1.2 – Inoltre, pur vero essendo che, a pag. 9 del ricorso, il S. indica le pagine dell’atto d’appello che riporterebbero, con la richiesta analiticità, le presunte “omissioni, insufficienze, erroneità e infondatezza delle argomentazioni” del primo giudice, a dimostrazione della corretta impostazione dello stesso appello, è altrettanto incontestabile che la mera relatio all’indicato atto processuale non è affatto sufficiente a ritenere rispettate le prescrizioni dell’art. 366 c.p.c., comma 1, nn. 3 e 6), che rispettivamente sanzionano con l’inammissibilità il ricorso che difetti da un lato di una (sommaria ma) esaustiva narrazione del fatto sostanziale e processuale, e dall’altro dell’indicazione degli atti e documenti su cui il ricorso si fonda: previsione, quella del citato n. 6), che costituisce il riconoscimento normativo del c.d. principio di autosufficienza del ricorso, di conio giurisprudenziale (v. per tutte, Cass. n. 7455/2013).
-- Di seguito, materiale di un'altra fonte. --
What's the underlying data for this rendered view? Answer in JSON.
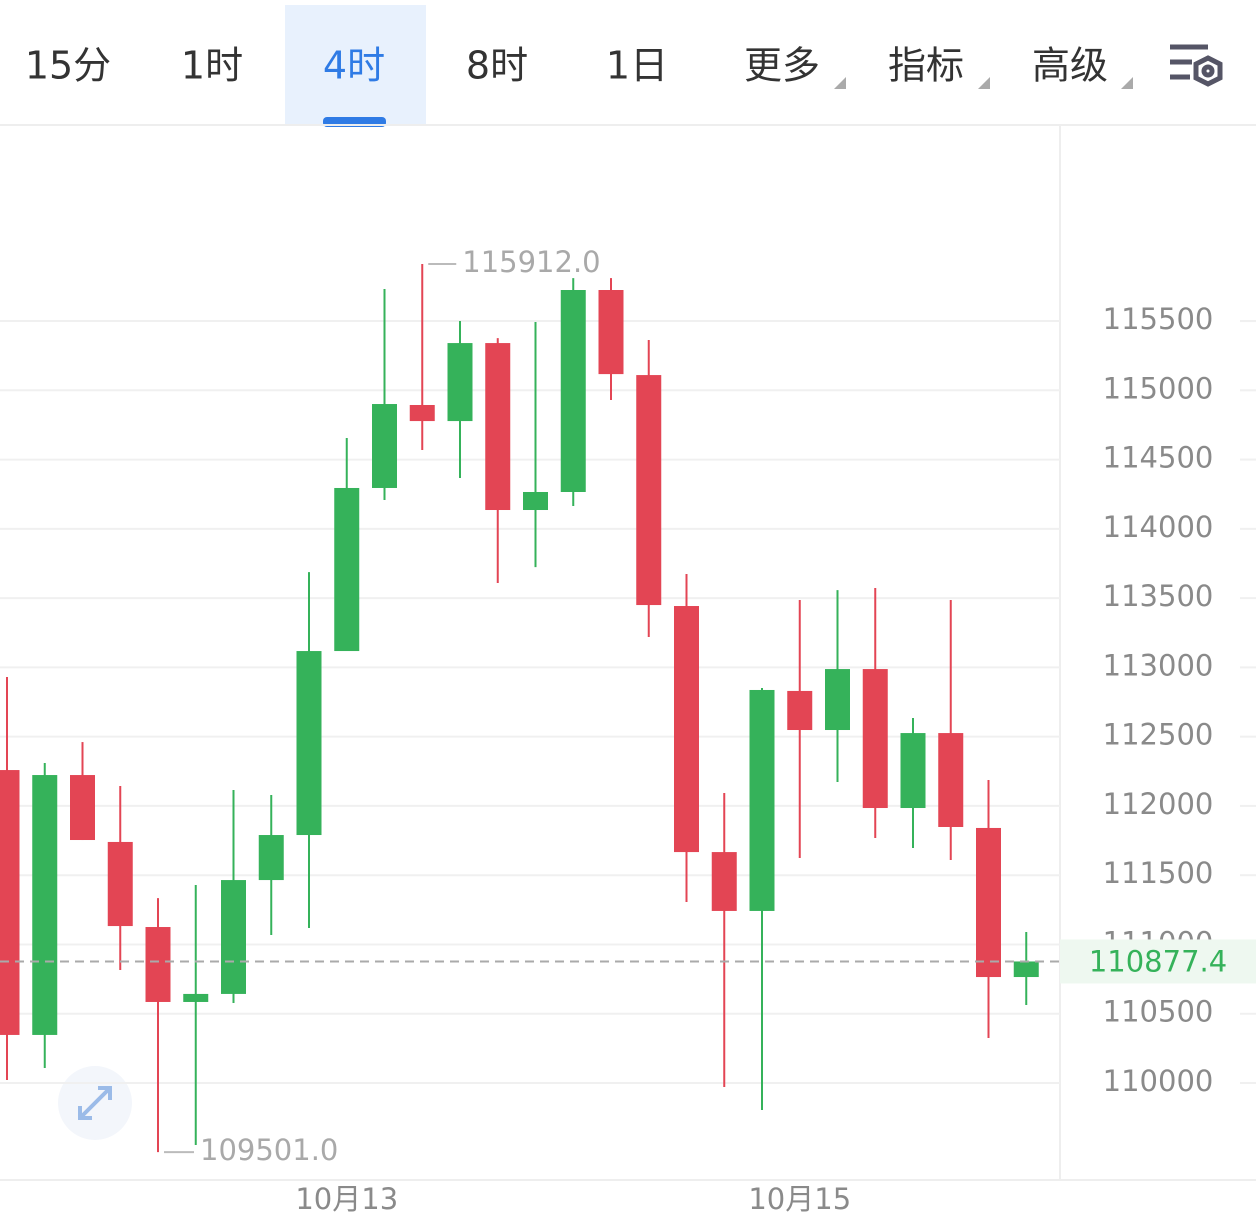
{
  "tabs": [
    "15分",
    "1时",
    "4时",
    "8时",
    "1日",
    "更多",
    "指标",
    "高级"
  ],
  "chart_data": {
    "type": "candlestick",
    "categories": [
      null,
      null,
      null,
      null,
      null,
      null,
      null,
      null,
      null,
      "10月13",
      null,
      null,
      null,
      null,
      null,
      null,
      null,
      null,
      null,
      null,
      null,
      "10月15",
      null,
      null,
      null,
      null,
      null,
      null
    ],
    "open": [
      112259,
      110347,
      112223,
      111740,
      111126,
      110585,
      110643,
      111465,
      111790,
      113118,
      114295,
      114894,
      114778,
      115341,
      114136,
      114266,
      115724,
      115110,
      113443,
      111667,
      111242,
      112830,
      112548,
      112988,
      111985,
      112526,
      111841,
      110765
    ],
    "high": [
      112931,
      112310,
      112461,
      112144,
      111335,
      111429,
      112115,
      112079,
      113688,
      114656,
      115731,
      115912,
      115500,
      115377,
      115493,
      115810,
      115810,
      115363,
      113674,
      112093,
      112851,
      113486,
      113558,
      113573,
      112635,
      113486,
      112187,
      111090
    ],
    "low": [
      110022,
      110108,
      111754,
      110816,
      109501,
      109553,
      110578,
      111068,
      111119,
      113118,
      114208,
      114569,
      114367,
      113609,
      113724,
      114165,
      114930,
      113219,
      111307,
      109971,
      109805,
      111624,
      112173,
      111769,
      111696,
      111610,
      110325,
      110563
    ],
    "close": [
      110347,
      112223,
      111754,
      111133,
      110585,
      110643,
      111465,
      111790,
      113118,
      114295,
      114901,
      114778,
      115341,
      114136,
      114266,
      115724,
      115117,
      113450,
      111667,
      111242,
      112837,
      112548,
      112988,
      111985,
      112526,
      111848,
      110765,
      110877.4
    ],
    "up_color": "#35b25a",
    "down_color": "#e34554",
    "high_label": "115912.0",
    "low_label": "109501.0",
    "ylim": [
      109300,
      116915
    ],
    "yticks": [
      110000,
      110500,
      111000,
      111500,
      112000,
      112500,
      113000,
      113500,
      114000,
      114500,
      115000,
      115500
    ],
    "grid": true
  }
}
Il S., in realtà, avrebbe dovuto riportare analiticamente (anche in via riassuntiva) il contenuto specifico delle censure mosse alla sentenza di primo grado, ma ciò non ha fatto, così non consentendo alla Corte di valutare, già dalla sola lettura del ricorso, in che termini la Corte d’appello avrebbe errato nello scrutinare il gravame alla luce dell’art. 342 c.p.c.. Del resto, è indubbio che, quando venga denunciato un “error in procedendo” ai sensi dell’art. 360 c.p.c., comma 1, n. 4), (come sostanzialmente ha fatto il S., sebbene non abbia puntualmente rubricato il motivo in discorso), la Corte può comunque accedere agli atti del giudizio di merito, essendo anche giudice del “fatto processuale”; tuttavia, ciò presuppone pur sempre che il ricorso per cassazione rispetti i requisiti di contenuto-forma di cui al citato art. 366 c.p.c. (v. Cass. n. 19410/2015), il che, come detto, deve nella specie escludersi.
2. – In conclusione, il ricorso deve essere dichiarato inammissibile. Le spese di lite, liquidate come in dispositivo, seguono la soccombenza. Non può infine darsi atto dell’applicabilità del D.P.R. 30 maggio 2002, n. 115, art. 13, comma 1 quater, (nel testo introdotto dalla L. 24 dicembre 2012, n. 228, art. 1, comma 17), in quanto il S. risulta ammesso al patrocinio a spese dello Stato.
PQM
dichiara l’inammissibilità del ricorso e condanna il ricorrente alla rifusione delle spese di lite in favore del resistente, che liquida in Euro 7.600,00 per compensi, oltre alle spese forfettarie nella misura del 15 per cento, agli esborsi liquidati in Euro 200,00 ed agli accessori di legge.
La presente sentenza è stata redatta con la collaborazione del magistrato assistente di studio dr. S.S..
Così deciso in Roma, nella camera di consiglio della Corte di cassazione, il 18 gennaio 2017.